Undertake special planning studies as needed.

ROLES AND RESPONSIBILITIES OF THE PLANNING COMMISSION

a. The Planning Commission is established and empowered per the Land Use Article of
the Annotated Code of Maryland and will serve as an advisory body to the Council.
b. The Planning Commission will consist of 7 members appointed by the Council who will
serve without compensation.
c. They will each serve 5 year terms or until a successor takes office.
d. They will represent a geographic diversity of Aberdeen.
e. A Chairperson and Deputy Chairperson will serve for one year with eligibility for
reelection.
f. A majority of the members (4) shall constitute a quorum for a business transaction and
a majority vote of those present at any meeting shall be sufficient for any official action.
g. The Planning Commission will adopt rules of procedure for the conduct of their
business.
h. The Planning Commission will create and approve a Comprehensive Plan and make a
recommendation on the Plan to the Council.
i. The Planning Commission will review, comment, and approve a recommendation to the
Council for all preliminary site plans and preliminary and final subdivision plats.
j. The Planning Commission will recommend the various zoning districts and boundaries
and recommend any changes.
k. The Planning Commission will recommend text amendments to the Development Code.
l. The Planning Commission will recommend changes to the Subdivision Regulations.
m. The Planning Commission will recommend land acquisition and development for City
open space or recreation purposes.
n. The Planning Commission will recommend changes in land use or development arising
from local, state, or federal programs or policies.
o. The Planning Commission will make any other recommendations based on sound
planning principles to the Council on items of interest or concern.
p. The Planning Commission will submit an annual report to the Council and the Maryland
Department of Planning.
q. The Planning Commission will review the Development Code, Zoning Map, and
Comprehensive Plan as needed or a minimum of every six years to take advantage of
new techniques, correct deficiencies or for other appropriate reasons.
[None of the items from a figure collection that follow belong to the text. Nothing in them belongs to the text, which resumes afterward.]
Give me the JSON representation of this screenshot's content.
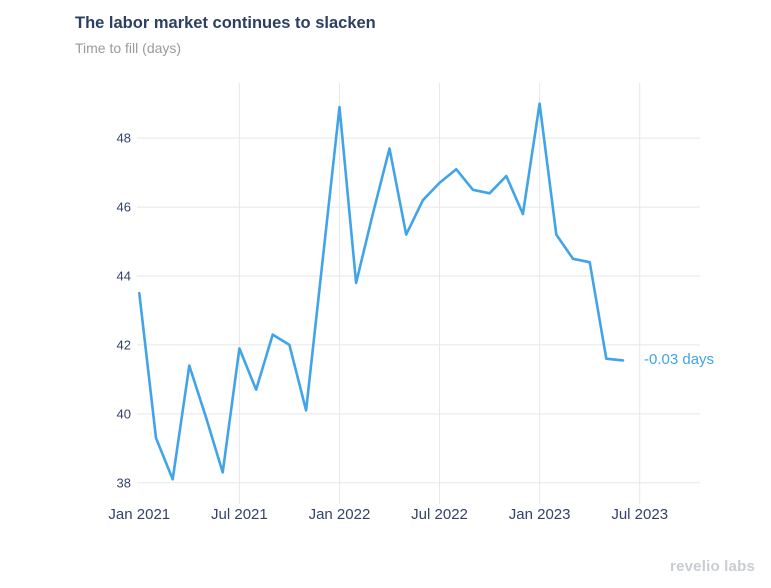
{
  "header": {
    "title": "The labor market continues to slacken",
    "subtitle": "Time to fill (days)"
  },
  "chart_data": {
    "type": "line",
    "title": "The labor market continues to slacken",
    "ylabel": "Time to fill (days)",
    "xlabel": "",
    "x": [
      "Jan 2021",
      "Feb 2021",
      "Mar 2021",
      "Apr 2021",
      "May 2021",
      "Jun 2021",
      "Jul 2021",
      "Aug 2021",
      "Sep 2021",
      "Oct 2021",
      "Nov 2021",
      "Dec 2021",
      "Jan 2022",
      "Feb 2022",
      "Mar 2022",
      "Apr 2022",
      "May 2022",
      "Jun 2022",
      "Jul 2022",
      "Aug 2022",
      "Sep 2022",
      "Oct 2022",
      "Nov 2022",
      "Dec 2022",
      "Jan 2023",
      "Feb 2023",
      "Mar 2023",
      "Apr 2023",
      "May 2023",
      "Jun 2023"
    ],
    "values": [
      43.5,
      39.3,
      38.1,
      41.4,
      39.9,
      38.3,
      41.9,
      40.7,
      42.3,
      42.0,
      40.1,
      44.5,
      48.9,
      43.8,
      45.8,
      47.7,
      45.2,
      46.2,
      46.7,
      47.1,
      46.5,
      46.4,
      46.9,
      45.8,
      49.0,
      45.2,
      44.5,
      44.4,
      41.6,
      41.55
    ],
    "ylim": [
      37.5,
      49.6
    ],
    "y_ticks": [
      38,
      40,
      42,
      44,
      46,
      48
    ],
    "x_ticks": [
      {
        "label": "Jan 2021",
        "month": 0,
        "gridline": false
      },
      {
        "label": "Jul 2021",
        "month": 6,
        "gridline": true
      },
      {
        "label": "Jan 2022",
        "month": 12,
        "gridline": true
      },
      {
        "label": "Jul 2022",
        "month": 18,
        "gridline": true
      },
      {
        "label": "Jan 2023",
        "month": 24,
        "gridline": true
      },
      {
        "label": "Jul 2023",
        "month": 30,
        "gridline": true
      }
    ],
    "grid": "both",
    "legend": "none",
    "annotation": {
      "text": "-0.03 days",
      "attach": "last-point"
    }
  },
  "colors": {
    "title": "#2a3f63",
    "subtitle": "#9a9a9a",
    "axis_labels": "#33426b",
    "gridline": "#e7e7e7",
    "line": "#41a4e8",
    "annotation": "#41a4e8",
    "watermark": "#c9ccd3"
  },
  "footer": {
    "watermark": "revelio labs"
  }
}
r. The Planning Commission may impose conditions on its approval of developments
including but not limited to configuration of streets, sidewalks, location of public
improvements, reservation of open space and recreational areas.
s. The Planning Commission may also recommend programs for public structures,
improvements, and other land acquisitions that would benefit the City.
t. The Planning Commission may also enter upon any land and make examinations and
surveys.
u. The Planning Commission will have such powers to enable it to fulfill its functions,
promote planning or execute the purposes of the Land Use Article of the Annotated Code
of Maryland.
v. Each member will have to complete a Planning Commissioner Training Program
sponsored by the Maryland Department of Planning.